Mi ha fatto piacere, quando sono stato con voi a Correggio, nell’ottobre scorso, vedere come curate con passione il mensile Primo Piano. Un giornale di comunità che vuole promuovere il valore e il piacere della lettura e della scrittura. Per questo rispondo volentieri al vostro invito, riproponendovi una mia riflessione personale sul piacere della lettura.
Ho letto molti libri, alcuni per intero, altri parzialmente. Qualcuno l’ho lasciato dopo le prime pagine. Con l’esperienza ho imparato a riconoscere i libri che mi piacciono, i soli che valga la pena di leggere per davvero. Diceva Franz Kafka: «Se il libro che stiamo leggendo non ci colpisce come un soffio di vento nel cranio, perché annoiarsi leggendolo?… Un libro dev’essere l’ascia che spezza il mare ghiacciato che è dentro di noi».
A dispetto di questa prolungata esperienza, per rispondere alla domanda del perché si legge, mi viene spontanea la domanda opposta: perché si scrive?

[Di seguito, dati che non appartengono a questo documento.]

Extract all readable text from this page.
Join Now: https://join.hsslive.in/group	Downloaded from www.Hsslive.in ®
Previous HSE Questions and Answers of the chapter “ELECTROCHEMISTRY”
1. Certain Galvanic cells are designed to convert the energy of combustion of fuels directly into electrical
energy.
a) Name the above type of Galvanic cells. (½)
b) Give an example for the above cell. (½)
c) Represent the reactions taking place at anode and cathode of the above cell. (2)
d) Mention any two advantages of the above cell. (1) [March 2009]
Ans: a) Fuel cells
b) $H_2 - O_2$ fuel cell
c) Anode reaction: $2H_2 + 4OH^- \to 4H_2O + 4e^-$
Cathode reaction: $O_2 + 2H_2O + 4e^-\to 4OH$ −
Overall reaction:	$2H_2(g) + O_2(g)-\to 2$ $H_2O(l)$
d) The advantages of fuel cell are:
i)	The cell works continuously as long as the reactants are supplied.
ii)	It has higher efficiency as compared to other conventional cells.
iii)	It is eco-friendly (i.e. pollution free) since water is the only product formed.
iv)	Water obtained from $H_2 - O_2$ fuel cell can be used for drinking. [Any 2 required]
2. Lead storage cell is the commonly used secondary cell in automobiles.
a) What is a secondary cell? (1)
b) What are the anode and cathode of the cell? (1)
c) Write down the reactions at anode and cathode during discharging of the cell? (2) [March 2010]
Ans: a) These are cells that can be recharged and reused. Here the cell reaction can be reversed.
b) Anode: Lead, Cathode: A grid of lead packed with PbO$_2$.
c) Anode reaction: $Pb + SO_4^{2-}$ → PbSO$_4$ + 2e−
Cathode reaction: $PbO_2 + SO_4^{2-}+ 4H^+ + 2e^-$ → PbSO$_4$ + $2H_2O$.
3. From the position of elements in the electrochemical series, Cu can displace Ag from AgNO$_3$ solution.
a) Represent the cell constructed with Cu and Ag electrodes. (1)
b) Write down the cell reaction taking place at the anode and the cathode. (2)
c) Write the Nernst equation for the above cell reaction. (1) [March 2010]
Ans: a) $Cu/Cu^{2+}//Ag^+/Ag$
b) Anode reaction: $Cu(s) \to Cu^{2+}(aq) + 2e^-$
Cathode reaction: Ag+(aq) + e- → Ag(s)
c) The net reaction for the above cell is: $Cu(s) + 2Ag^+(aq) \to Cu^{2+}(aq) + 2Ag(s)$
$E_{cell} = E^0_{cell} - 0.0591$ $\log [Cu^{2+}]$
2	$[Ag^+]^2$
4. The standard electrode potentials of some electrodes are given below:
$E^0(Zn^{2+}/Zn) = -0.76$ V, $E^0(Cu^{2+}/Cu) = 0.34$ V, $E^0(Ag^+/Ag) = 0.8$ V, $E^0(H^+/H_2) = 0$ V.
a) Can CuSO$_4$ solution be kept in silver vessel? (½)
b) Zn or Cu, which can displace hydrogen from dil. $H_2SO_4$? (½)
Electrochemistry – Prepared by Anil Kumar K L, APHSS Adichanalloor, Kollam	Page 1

La risposta più semplice è quella razionale: la scrittura è la forma migliore di comunicazione, per ora insuperata per diffondere informazioni, suggerire emozioni, stimolare reazioni. Ma la scrittura, ecco il punto, è anche una forma artificiosa di comunicazione, diciamo pure innaturale: piccoli segni che per convenzione hanno un certo suono e che, raggruppati in parole e poi in frasi, assumono un certo significato.